India’s benchmark Nifty 50 index has rebounded strongly, closing at 25,082.30 on July 14, reflecting a 5.6% gain so far this year. This positive performance of the stock market is a significant factor driving investor sentiment and attracting new investors to the market. A rising stock market generates wealth for investors and creates a sense of optimism, which encourages further investment and participation.
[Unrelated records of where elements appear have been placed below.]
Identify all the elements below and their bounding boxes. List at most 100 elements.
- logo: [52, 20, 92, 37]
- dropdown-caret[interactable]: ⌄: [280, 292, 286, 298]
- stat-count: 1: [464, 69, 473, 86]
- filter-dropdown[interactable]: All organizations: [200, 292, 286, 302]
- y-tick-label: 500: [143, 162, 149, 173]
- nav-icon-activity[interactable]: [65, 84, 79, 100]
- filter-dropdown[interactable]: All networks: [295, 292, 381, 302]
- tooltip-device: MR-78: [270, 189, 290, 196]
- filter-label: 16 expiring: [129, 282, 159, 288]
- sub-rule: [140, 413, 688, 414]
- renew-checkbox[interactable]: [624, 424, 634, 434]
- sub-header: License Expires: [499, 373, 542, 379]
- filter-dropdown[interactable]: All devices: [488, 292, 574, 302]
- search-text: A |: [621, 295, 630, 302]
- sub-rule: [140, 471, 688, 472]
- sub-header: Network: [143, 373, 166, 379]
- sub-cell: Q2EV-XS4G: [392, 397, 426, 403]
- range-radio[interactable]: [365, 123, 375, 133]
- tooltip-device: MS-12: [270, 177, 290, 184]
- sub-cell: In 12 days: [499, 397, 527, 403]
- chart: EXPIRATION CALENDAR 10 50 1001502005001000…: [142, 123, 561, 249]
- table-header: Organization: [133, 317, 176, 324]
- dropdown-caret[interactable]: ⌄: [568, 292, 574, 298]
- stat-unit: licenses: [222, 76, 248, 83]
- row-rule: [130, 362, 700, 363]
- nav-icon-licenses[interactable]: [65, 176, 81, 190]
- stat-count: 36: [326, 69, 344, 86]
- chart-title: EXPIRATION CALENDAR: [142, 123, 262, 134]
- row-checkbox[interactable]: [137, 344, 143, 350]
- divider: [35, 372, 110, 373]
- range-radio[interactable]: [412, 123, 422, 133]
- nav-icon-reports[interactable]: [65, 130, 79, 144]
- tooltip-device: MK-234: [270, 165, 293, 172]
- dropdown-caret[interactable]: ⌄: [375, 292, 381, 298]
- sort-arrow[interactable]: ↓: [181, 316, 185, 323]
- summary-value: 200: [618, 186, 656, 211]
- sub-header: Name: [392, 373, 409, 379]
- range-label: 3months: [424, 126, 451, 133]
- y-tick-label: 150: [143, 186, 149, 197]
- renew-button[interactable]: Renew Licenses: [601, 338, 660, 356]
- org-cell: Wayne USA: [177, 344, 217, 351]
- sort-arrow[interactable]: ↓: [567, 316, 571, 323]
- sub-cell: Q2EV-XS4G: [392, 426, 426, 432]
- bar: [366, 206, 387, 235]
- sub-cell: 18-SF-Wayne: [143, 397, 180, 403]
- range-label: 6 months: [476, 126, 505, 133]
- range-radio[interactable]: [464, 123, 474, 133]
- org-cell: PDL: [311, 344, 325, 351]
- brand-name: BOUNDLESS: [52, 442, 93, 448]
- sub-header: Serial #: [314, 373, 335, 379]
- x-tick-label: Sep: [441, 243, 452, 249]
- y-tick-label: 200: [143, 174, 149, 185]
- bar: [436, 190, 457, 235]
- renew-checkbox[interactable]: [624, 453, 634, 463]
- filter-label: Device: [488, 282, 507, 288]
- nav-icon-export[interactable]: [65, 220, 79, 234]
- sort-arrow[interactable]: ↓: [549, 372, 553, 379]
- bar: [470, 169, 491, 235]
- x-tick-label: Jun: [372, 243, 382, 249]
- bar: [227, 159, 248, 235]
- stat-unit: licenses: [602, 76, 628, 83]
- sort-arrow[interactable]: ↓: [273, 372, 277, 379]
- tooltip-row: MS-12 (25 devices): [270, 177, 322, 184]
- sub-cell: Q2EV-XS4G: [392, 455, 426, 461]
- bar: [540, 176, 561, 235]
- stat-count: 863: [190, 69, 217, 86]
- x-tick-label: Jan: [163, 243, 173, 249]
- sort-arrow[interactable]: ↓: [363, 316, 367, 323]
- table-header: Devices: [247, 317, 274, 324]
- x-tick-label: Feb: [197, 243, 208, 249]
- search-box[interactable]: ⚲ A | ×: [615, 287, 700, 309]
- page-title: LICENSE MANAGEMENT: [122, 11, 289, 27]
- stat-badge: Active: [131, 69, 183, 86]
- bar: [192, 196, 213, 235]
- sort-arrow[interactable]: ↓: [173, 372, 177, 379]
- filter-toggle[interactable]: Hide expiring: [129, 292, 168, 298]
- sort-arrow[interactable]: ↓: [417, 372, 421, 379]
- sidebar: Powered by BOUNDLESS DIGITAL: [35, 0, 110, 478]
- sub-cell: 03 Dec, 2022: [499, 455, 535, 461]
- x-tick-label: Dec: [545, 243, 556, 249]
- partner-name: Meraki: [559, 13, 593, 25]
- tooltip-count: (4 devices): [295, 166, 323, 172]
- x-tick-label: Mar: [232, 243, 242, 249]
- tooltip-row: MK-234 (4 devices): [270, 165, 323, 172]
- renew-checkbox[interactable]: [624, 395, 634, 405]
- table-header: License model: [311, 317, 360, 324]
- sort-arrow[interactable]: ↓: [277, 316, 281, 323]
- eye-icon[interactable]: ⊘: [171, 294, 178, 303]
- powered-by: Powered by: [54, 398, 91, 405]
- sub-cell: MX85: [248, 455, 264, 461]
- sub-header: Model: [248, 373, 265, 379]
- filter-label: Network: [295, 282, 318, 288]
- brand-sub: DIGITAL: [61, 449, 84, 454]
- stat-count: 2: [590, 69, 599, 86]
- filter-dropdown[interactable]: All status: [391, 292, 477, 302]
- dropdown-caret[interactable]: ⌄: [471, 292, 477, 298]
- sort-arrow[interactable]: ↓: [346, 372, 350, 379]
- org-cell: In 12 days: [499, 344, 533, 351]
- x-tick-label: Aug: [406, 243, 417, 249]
The Nifty 50 index serves as a barometer of the overall health of the Indian stock market and provides a valuable indicator of investor confidence.
S&P noted that this recovery, coupled with increasing retail investor participation, is fueling renewed enthusiasm in the primary market. The growing participation of retail investors in the stock market is a significant trend that is contributing to its overall growth and stability. Retail investors, who are individuals investing their own money, are becoming increasingly sophisticated and knowledgeable about the stock market. Their participation helps to diversify the investor base and reduce the market's dependence on institutional investors.
The report also highlights the strong listing potential in sectors such as financial technology (fintech), AI-driven firms, and industrial tech, with the broader macroeconomic setup favoring renewed issuance. These sectors are considered to be high-growth areas with significant potential for future development. The Indian government's focus on promoting innovation and technology is creating a favorable environment for companies in these sectors to thrive and attract investment. The strong listing potential in these sectors is expected to drive IPO activity in the coming years.
In conclusion, with a dynamic stock market, supportive monetary policy, and an improving global backdrop, India’s IPO environment is poised for a more robust second half, with the NSE continuing to establish itself as a major global listing venue. The Indian stock market's resilience, coupled with the government's focus on economic growth and stability, is creating a favorable environment for companies to raise capital through IPOs and for investors to generate returns. The NSE's growing prominence as a global listing venue is a testament to the increasing importance of the Indian economy in the global financial landscape.